Ask Our Team
How do I handle a 12 yr old not testing & bolusing? She almost went DKA last week and just doesn't seem to care. Her latest thing is lying about her number. Saying it isn't as high as it is so I won't get mad.
Responses
Gary Scheiner says
When your child's life depends on taking insulin, it is your responsibility as a parent to make sure it happens. Any priviledges your child receives (internet access, cell phone, spending money, transportation, etc...) should be contingent on performing certain diabetes self-care behaviors: checking BG regularly, counting carbs, bolusing appropriately, etc... These are NON-NEGOTIABLE behaviors.If the DKA was related to a potential pump/tubing/infusion set malfunction, you may need some additional education on ketone testing and troubleshooting.
Alicia H. McAuliffe-Fogarty says
This is a very common situation for parents and teens (which does not make your situation any easier). A parent's first reaction is to punish a child for doing such a thing, but punishing a child for management of their disease (that they didn't want in the first place) is not recommended.....figuring out what is going on is important and may take some help from your diabetes team and a psychologist. Is your daughter just sick on having diabetes? Is she using diabetes to loose weight? Has she been made fun of because of her disease? Is she embarrassed because of her BG reading and lying? Does she truly forget to bolus? Does she not want a pump anymore and need to go on a pump holiday to injections?These are just a few of the common reasons teens do not adhere to their regimens.
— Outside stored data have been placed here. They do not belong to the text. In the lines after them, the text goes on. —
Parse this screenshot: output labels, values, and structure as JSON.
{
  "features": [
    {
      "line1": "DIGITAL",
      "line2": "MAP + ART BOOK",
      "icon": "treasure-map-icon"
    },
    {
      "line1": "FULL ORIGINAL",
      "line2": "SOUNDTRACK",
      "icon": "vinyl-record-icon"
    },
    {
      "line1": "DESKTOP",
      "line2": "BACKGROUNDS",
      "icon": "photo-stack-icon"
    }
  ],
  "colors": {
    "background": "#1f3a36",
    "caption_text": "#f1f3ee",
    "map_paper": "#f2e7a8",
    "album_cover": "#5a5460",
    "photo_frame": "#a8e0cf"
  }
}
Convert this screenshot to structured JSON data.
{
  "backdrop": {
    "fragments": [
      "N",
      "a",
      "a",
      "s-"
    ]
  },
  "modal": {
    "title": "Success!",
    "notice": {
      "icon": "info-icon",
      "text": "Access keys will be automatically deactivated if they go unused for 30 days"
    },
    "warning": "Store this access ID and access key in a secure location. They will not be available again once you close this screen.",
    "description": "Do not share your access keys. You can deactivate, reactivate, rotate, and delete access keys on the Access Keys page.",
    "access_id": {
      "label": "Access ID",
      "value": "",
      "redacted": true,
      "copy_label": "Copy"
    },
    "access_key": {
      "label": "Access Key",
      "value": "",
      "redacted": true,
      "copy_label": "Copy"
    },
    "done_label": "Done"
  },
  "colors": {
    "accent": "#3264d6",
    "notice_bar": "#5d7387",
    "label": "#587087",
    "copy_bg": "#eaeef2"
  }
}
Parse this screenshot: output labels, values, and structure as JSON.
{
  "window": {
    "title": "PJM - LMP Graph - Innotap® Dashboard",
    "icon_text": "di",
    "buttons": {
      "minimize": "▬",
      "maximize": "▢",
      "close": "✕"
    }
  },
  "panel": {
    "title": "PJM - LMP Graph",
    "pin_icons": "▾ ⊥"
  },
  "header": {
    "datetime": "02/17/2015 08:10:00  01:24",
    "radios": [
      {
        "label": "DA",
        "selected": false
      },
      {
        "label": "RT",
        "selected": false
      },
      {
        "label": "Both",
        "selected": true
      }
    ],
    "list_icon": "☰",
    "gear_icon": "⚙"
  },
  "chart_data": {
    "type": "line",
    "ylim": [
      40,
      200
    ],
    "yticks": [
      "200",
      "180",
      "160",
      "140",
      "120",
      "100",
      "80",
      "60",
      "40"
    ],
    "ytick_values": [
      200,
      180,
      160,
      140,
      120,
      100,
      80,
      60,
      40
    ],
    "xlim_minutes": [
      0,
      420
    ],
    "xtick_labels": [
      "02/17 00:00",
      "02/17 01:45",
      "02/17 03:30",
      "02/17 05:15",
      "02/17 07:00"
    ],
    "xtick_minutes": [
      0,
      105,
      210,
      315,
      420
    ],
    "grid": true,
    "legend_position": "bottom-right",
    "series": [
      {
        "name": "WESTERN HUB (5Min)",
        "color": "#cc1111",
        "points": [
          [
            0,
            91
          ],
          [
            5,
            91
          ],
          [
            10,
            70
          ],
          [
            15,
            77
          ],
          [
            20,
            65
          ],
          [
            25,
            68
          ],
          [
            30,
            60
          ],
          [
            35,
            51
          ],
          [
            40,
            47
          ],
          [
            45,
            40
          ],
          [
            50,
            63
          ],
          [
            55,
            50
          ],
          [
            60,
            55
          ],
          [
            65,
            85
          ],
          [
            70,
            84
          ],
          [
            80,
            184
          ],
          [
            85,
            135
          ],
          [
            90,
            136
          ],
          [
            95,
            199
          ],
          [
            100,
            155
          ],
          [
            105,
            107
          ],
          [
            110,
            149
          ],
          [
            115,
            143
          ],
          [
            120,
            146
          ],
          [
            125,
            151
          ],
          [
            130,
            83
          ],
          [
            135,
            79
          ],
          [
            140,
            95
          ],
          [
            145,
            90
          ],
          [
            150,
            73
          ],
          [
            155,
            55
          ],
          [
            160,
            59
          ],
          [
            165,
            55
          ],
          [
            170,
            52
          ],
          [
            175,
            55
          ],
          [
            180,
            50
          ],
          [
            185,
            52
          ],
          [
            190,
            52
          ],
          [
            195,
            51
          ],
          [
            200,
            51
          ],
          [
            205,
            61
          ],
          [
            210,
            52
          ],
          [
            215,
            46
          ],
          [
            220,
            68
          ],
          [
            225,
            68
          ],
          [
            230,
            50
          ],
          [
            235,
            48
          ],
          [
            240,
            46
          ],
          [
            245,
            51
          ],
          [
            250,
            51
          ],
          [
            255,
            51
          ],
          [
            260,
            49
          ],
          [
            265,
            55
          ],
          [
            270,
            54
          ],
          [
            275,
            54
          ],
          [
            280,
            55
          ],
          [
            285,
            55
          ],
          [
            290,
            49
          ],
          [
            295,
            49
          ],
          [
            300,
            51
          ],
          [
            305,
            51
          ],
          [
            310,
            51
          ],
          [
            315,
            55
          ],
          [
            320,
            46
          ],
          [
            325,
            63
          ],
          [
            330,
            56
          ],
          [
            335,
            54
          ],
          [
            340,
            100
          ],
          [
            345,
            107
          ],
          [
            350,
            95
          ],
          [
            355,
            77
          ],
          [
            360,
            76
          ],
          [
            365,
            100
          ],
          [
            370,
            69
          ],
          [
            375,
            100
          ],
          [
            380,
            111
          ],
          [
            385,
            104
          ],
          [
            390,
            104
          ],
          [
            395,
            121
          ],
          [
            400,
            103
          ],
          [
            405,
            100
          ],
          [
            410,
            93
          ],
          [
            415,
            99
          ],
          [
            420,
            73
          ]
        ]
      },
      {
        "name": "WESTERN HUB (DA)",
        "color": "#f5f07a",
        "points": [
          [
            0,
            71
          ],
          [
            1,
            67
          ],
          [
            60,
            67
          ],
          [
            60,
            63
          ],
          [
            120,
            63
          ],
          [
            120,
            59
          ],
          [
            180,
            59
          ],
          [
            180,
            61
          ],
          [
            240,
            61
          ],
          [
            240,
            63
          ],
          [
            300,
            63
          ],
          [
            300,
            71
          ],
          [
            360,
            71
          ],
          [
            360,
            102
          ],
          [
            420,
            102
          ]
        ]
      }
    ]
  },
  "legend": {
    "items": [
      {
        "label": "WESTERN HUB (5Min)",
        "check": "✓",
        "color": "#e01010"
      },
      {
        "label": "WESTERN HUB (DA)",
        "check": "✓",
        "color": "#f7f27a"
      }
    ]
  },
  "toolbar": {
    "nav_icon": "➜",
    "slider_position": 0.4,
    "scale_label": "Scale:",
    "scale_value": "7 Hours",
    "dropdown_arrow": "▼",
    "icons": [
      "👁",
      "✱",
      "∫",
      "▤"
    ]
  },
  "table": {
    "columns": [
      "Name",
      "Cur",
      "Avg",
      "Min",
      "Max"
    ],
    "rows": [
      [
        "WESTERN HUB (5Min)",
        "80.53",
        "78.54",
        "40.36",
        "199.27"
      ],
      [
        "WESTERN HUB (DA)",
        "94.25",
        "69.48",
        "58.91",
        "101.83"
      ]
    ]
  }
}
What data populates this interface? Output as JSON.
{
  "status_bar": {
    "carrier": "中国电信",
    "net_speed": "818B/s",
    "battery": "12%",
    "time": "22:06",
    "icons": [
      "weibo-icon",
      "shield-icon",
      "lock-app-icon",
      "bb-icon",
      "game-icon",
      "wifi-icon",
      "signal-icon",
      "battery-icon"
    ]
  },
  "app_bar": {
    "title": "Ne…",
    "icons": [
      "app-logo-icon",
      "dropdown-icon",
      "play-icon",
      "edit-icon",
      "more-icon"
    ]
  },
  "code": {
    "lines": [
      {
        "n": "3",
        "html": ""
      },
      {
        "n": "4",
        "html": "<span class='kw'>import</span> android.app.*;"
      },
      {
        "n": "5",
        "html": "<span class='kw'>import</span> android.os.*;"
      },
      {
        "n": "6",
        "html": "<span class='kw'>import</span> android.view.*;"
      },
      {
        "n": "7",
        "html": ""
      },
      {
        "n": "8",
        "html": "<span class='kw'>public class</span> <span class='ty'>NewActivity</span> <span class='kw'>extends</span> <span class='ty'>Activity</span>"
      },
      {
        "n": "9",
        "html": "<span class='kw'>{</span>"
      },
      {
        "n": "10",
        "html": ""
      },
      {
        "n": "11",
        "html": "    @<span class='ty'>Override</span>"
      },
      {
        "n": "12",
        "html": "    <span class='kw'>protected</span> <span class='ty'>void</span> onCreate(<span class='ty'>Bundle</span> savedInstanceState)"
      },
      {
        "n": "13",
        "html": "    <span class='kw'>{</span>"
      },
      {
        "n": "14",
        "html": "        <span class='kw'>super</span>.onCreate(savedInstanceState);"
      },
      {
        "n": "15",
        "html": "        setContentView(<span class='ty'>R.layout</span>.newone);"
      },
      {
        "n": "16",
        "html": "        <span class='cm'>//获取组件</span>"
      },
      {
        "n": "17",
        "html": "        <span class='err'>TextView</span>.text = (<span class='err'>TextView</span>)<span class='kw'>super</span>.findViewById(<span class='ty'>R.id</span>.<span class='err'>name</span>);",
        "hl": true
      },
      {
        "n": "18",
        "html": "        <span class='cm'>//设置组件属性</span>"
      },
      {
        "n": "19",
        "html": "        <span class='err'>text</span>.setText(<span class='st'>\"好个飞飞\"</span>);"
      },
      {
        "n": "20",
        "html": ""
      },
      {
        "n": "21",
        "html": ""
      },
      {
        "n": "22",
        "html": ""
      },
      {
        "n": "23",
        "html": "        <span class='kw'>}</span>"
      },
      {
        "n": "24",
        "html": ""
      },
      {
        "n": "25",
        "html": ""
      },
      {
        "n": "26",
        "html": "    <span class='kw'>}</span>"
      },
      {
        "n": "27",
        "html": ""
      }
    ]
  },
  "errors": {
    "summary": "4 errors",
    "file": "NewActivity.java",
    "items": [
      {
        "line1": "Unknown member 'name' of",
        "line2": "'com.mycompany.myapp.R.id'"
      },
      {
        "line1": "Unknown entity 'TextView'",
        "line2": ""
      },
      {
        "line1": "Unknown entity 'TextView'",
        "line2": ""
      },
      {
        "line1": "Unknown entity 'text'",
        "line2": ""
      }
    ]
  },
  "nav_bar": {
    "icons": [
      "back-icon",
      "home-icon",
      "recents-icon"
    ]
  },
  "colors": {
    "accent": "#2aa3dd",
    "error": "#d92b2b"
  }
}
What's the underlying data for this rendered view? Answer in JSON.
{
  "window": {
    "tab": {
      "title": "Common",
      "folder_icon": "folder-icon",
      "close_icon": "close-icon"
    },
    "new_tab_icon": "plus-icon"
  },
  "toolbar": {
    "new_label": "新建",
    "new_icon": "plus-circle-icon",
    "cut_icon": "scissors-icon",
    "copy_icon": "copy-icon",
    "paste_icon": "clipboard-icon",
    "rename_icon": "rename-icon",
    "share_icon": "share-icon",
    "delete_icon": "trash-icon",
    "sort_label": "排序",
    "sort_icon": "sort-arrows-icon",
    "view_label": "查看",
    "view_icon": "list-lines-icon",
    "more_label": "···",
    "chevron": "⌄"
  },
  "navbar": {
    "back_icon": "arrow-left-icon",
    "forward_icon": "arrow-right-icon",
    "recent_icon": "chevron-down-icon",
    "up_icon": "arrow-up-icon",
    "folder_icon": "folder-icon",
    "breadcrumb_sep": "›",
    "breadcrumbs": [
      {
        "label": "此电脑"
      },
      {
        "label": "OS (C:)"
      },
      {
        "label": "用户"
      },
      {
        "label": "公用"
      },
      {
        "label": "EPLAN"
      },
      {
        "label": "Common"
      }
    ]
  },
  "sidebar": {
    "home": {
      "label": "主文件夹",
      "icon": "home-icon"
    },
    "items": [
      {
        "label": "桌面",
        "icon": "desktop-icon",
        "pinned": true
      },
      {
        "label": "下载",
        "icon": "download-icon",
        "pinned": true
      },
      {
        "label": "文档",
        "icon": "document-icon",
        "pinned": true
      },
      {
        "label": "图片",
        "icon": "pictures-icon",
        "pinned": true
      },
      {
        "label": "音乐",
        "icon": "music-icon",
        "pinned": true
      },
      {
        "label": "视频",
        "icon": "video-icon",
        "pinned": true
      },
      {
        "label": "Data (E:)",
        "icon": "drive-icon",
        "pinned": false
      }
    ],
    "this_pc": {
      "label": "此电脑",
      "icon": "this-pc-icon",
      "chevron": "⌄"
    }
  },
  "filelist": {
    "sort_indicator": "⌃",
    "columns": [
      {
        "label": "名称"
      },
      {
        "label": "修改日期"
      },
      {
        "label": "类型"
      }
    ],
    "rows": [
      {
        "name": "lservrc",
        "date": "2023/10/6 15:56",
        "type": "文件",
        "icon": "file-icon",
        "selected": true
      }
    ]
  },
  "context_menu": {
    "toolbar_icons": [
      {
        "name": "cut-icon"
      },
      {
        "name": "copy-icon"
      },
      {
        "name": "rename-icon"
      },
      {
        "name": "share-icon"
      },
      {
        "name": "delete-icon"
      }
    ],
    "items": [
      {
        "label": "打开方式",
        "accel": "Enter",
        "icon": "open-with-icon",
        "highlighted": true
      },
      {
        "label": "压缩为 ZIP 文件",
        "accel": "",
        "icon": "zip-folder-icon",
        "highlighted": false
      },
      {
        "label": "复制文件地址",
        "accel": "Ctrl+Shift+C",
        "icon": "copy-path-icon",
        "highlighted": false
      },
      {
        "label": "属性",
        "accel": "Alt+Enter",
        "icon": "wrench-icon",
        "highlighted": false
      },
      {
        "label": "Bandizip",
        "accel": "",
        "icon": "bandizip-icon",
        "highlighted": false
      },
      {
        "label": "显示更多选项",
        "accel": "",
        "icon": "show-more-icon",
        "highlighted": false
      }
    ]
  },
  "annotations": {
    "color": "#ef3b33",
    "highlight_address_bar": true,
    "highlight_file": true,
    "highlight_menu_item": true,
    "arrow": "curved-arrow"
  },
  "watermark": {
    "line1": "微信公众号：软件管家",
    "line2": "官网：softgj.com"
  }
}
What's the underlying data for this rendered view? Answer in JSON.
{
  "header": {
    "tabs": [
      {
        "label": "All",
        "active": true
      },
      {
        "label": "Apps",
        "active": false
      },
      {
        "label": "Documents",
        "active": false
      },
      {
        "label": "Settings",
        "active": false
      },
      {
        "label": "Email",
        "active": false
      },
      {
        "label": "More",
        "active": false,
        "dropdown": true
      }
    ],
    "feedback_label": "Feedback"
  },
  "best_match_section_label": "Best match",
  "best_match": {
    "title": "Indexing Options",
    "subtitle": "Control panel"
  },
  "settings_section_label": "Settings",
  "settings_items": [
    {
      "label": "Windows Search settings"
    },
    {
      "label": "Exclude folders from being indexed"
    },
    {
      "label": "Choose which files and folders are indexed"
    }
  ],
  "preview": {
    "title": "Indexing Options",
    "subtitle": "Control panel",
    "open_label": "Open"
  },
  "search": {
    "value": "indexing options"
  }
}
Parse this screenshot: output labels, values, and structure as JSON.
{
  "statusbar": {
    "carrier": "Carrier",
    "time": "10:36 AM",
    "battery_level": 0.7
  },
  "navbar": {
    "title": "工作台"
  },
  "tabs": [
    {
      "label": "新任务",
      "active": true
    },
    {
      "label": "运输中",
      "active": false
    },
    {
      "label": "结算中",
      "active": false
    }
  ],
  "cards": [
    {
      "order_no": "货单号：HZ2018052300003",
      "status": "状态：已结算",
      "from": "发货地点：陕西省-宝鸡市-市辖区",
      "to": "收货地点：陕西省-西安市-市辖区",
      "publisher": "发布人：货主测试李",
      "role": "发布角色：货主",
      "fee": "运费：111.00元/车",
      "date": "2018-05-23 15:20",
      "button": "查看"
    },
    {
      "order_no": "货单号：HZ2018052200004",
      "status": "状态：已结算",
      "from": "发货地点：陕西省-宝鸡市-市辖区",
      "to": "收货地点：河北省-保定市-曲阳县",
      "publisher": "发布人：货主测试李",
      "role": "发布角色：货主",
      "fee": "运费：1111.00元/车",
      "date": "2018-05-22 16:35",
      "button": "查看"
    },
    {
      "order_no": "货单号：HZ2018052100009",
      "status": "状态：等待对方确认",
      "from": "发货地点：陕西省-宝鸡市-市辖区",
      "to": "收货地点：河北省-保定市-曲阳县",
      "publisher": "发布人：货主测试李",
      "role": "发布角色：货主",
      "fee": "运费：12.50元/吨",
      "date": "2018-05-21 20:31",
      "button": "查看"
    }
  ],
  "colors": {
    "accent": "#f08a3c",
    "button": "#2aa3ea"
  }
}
Adolescence is a time of growing independence (mom and dad play less of a role in diabetes management) as well as a need to be like your peers (i.e., not have diabetes)....not to mention insulin resistance because of puberty (which makes diabetes even harder to control). This whole period of life for preteens is a recipe for chaos! So, without having a stand-off with your teen (which does not help) try to work with her and her medical team to find a reasonable solution without make judgements (i.e., "BAD" or "GOOD" blood sugars...instead "High" or "Low"). And, once you all agree with a plan maybe set up rewards for your daughter along the way to encourage her and keep her motivated (just like we adults often reward ourselves when we try loose weight).